CHAZEN三昧

アシュタンガヨガと禅のある毎日

3日目:医療現場を思う

ごきげんよう
臨時休校3日目のよしなしごと日記です。

インド思想の本、どれを紹介しようかと考えてみたら、かなり自分の好みが反映されたものになることが予測された。スートラの解説などもそうだけれど、それぞれ書き手の研究テーマや主張があるので、三者三様、十人十色、千差万別。かといって、学校の教科書のように一切の個人感情が入らないと、それはまた読み物としての面白みに欠けるしね。

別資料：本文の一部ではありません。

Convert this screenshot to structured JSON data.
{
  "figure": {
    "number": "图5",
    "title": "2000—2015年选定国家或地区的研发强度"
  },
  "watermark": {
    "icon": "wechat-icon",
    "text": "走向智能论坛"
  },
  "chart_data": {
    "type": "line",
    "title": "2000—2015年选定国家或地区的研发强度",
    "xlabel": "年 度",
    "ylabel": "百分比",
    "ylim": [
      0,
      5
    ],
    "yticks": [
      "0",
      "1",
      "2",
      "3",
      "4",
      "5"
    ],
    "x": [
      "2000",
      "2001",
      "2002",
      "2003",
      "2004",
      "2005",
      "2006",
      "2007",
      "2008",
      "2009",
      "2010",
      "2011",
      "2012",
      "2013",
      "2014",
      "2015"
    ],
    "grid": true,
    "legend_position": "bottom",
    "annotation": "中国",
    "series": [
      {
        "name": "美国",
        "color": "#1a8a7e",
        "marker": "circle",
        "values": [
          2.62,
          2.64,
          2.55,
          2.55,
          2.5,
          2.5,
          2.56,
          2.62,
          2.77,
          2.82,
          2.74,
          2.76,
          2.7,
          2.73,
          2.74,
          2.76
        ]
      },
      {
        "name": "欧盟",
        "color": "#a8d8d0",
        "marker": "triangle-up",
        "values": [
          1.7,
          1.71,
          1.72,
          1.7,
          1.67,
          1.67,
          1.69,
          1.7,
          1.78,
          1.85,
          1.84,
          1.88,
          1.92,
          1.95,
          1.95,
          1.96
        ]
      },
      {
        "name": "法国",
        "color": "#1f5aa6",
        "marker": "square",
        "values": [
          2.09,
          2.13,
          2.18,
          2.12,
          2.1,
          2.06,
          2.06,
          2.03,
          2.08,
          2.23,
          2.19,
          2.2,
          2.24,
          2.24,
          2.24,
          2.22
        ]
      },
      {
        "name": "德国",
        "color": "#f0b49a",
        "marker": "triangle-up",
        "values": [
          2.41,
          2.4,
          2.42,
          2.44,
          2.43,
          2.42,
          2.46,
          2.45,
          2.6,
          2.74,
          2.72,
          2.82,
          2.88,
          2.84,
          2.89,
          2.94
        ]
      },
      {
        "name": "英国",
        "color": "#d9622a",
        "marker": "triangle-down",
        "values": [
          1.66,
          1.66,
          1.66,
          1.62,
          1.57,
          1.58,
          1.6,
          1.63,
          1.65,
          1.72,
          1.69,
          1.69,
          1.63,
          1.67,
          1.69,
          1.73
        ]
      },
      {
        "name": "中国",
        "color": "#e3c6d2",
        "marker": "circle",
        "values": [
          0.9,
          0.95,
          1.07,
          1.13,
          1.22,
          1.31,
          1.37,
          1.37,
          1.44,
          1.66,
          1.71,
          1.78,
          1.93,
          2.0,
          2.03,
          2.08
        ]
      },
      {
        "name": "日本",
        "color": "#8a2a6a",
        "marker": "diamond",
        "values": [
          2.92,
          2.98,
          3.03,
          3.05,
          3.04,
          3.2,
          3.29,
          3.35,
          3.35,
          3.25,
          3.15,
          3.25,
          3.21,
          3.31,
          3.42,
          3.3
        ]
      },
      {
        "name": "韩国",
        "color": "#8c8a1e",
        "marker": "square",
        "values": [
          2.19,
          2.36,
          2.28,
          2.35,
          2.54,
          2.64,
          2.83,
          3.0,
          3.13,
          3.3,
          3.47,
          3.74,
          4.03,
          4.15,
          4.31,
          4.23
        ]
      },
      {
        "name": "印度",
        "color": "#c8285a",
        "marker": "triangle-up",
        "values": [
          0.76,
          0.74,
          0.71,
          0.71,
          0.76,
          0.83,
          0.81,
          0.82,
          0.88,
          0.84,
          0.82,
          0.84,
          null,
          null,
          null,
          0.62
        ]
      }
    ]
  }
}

西洋人からみたインドは、東洋的な私たちの感覚とはまた違う驚きに満ちていることだろう。日本人の学者が書けば、それはほとんど仏教的な視点を通したものとなる。

それで思ったのは、コロナに対する感覚も人によってかなり異なるのと同様、緊急事態に対するスタンスにおいても相当な違いがあるということ。医療現場からは悲痛な叫びが上がっていても、直接関係ない人は飲み会して何が悪いってなる。でも、時短や休業により、もはやアウトというところまできている店だったら、医療現場でなくとも悲痛な叫びが上がるだろう。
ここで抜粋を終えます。